A Trip Through the Golden Age of The Goths
by Aayushi Mehra
Delving into some of The Goths hits it’s fair to say that all Goths fans have their own favourites.
It’s easy to be struck by a musicality that’s fresh and creative, and drawn from eclectic tastes – tastes shared by others of The Goths equally eclectic fanbase.
Each piece of music has the power to transport audiences to alternative worlds, with lyrics that both intrigue and bind the pieces of song together.
Music fans oftentimes enjoy deriving their own personal meanings from a song or songs then comparing later theirs to those of the songwriter’s themselves.
Learning the meanings that The Goths themselves have to their songs can enrich a listener’s take out and can quite often cast a very different light on things indeed.
Playing it where it lays
As The Goths exposure began leading to audiences increasingly aligned to their style, so too a newfound confidence took hold in their performances and songwriting that fostered a sense of freedom and conviction all of which led then onto the new pathways stretching out before them.

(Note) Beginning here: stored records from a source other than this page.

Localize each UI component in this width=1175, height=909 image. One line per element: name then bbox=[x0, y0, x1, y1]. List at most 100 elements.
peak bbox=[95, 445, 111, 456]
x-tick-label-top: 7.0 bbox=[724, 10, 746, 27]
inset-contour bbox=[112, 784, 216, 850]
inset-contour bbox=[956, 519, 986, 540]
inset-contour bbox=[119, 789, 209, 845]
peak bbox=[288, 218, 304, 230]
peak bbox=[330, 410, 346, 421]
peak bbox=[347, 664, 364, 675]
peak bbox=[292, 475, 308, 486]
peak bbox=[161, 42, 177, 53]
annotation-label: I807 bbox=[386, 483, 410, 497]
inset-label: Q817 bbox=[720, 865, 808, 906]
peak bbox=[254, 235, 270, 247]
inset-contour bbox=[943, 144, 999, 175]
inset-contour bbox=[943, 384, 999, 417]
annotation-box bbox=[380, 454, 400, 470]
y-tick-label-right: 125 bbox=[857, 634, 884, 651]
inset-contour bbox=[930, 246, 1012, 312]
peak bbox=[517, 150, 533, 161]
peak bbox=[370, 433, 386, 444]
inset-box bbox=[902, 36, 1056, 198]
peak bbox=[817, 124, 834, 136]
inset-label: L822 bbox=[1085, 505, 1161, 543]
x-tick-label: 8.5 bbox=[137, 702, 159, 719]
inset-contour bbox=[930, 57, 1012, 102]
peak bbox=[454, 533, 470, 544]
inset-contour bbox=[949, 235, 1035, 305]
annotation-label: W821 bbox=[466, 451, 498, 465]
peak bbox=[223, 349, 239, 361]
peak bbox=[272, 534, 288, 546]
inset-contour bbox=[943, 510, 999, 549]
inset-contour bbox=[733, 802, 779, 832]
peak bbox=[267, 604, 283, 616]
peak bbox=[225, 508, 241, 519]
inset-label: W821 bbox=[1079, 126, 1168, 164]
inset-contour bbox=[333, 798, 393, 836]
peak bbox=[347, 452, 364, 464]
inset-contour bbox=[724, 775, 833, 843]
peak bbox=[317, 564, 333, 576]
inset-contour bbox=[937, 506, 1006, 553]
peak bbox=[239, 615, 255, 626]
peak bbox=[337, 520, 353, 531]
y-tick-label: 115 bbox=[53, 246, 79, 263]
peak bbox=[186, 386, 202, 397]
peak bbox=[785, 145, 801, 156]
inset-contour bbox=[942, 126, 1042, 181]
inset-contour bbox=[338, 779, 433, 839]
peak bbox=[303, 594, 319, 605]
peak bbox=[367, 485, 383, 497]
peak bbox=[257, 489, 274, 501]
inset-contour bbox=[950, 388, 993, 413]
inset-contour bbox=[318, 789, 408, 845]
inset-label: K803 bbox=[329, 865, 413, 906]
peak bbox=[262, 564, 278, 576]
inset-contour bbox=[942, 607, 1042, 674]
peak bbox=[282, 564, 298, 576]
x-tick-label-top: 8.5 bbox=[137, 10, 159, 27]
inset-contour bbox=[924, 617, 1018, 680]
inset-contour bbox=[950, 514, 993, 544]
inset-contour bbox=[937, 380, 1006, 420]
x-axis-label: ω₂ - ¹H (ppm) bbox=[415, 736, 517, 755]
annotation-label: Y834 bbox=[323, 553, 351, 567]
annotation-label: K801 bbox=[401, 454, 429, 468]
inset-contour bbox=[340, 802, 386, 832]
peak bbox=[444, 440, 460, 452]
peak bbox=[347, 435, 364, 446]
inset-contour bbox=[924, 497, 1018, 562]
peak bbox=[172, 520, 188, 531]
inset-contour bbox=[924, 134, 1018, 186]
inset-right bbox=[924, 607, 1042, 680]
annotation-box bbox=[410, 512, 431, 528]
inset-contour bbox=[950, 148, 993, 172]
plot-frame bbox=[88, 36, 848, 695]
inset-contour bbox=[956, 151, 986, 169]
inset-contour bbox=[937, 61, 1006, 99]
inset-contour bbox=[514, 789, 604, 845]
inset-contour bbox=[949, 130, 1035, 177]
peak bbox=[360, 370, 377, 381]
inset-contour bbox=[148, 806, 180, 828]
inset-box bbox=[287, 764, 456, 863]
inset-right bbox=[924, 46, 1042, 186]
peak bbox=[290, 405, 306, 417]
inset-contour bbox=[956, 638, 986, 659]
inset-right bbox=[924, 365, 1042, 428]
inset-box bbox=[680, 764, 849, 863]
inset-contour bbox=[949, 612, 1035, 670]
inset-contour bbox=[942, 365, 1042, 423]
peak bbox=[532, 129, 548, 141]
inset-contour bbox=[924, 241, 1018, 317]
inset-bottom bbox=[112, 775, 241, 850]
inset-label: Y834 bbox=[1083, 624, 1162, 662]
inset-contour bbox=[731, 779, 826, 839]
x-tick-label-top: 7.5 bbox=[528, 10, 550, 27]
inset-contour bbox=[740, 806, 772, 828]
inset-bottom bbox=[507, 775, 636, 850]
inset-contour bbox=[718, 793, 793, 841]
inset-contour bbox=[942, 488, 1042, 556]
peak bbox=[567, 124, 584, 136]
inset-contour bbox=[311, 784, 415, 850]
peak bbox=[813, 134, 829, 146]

The Goths also knew that their followers would be along for the ride.
Their sellout at The Sitting Duck, West End demonstrated this new confidence that saw them perform personal intimate concerts showcasing both earlier and newly minted material side by side.
The escape from their residency at The Bohemian on Elizabeth Street saw them continue onto breakout performances at Bertie’s & Metropolis, The Dead Rat, The Osbourne and The Zoo, Fortitude Valley, where The Goths were one of the venue’s first performing acts.
Leading to all these gig bookings, chord structures and riffs had rapidly become songs.
‘Battle Axe‘, with its barbarian battle scenes sandwiched between Viking myth and legend inserted onto a bluesy canvass, seemed to glue their audience to the spot in a state of awe.
The same could be said for the swampy grind of ‘Werther‘, based on Goethe’s The Sorrows of Young Werther, a song which by 1990 standards seemingly had come out of nowhere, with ‘Crusade‘ echoing its catchy Middle Eastern hooks as The Goths began flexing their creative muscles and started exploring new sounds.
But then came one newly monster-movie mash minted track titled ‘Smorgasbord‘ that on the surface at least seemed to point The Goths back to a mode more akin to their 1980s days.
A turning point
‘Smorgasbord‘ signaled a development from the manic songwriting once referred to as the ”phase of uncontrolled productivity” brought on when The Goths first started performing live.
Songs had been churned out with wilful abandon, the band’s catalogue began to grow, yet ‘Smorgasbord‘ represented a new advance entirely and with that came a newer approach.
Rather than the lyrics being the focus of the songwriting, The Goths now moved to invest themselves in the music first and foremost.
‘Mother of Zorba‘ appeared in this new vein, the effect of which on The Goths songwriting proved groundbreaking.
Here was a song that dealt with a singular and unique theme, exploring the overly-mothered scenario or use of punishment to correct disobedience, essentially paying homage to Austrian author Leopold Ritter von Sacher-Masoch, renowned for his romantic stories of Galician life, and whose most notable work, Venus in Furs, had been lionized by The Velvet Underground with their song titled using the same name more than two decades earlier.
‘Frankenstein‘ too emerged, no less than a summary of Mary Shelley’s Frankenstein, quickly followed by ‘Crypt‘, a brooding impression of the mummy’s curse, an impressionistic account of related, mysterious deaths surrounding the excavation of tombs, said to be blasphemy to defile.
Inspiring with inspiration
Practically every Goths song has its roots in literature, yet literary themes were by now becoming the major inspiration and as such, themes would now go on to further inspire fans and listeners alike.
The Goths possessed a certain substance that fans or casual listeners could easily access, and that could lead many to rediscover some of the greatest works in history.
If fans love one of The Goths next tracks, ‘Act Five Scene One‘, it might be because they recognise in it the retelling of its famous Gravediggers scene from Shakespeare’s Hamlet.
And if Goths fans love the follow-up to that, ‘Cathedral‘, it might be because they are touched upon by the heavy influence of architectural mythology that weighs deep within it.
In all, these are the connections that make it so enjoyable to be a Goths fan, and why new Goths fans continue to discover these and many more delights from this group today.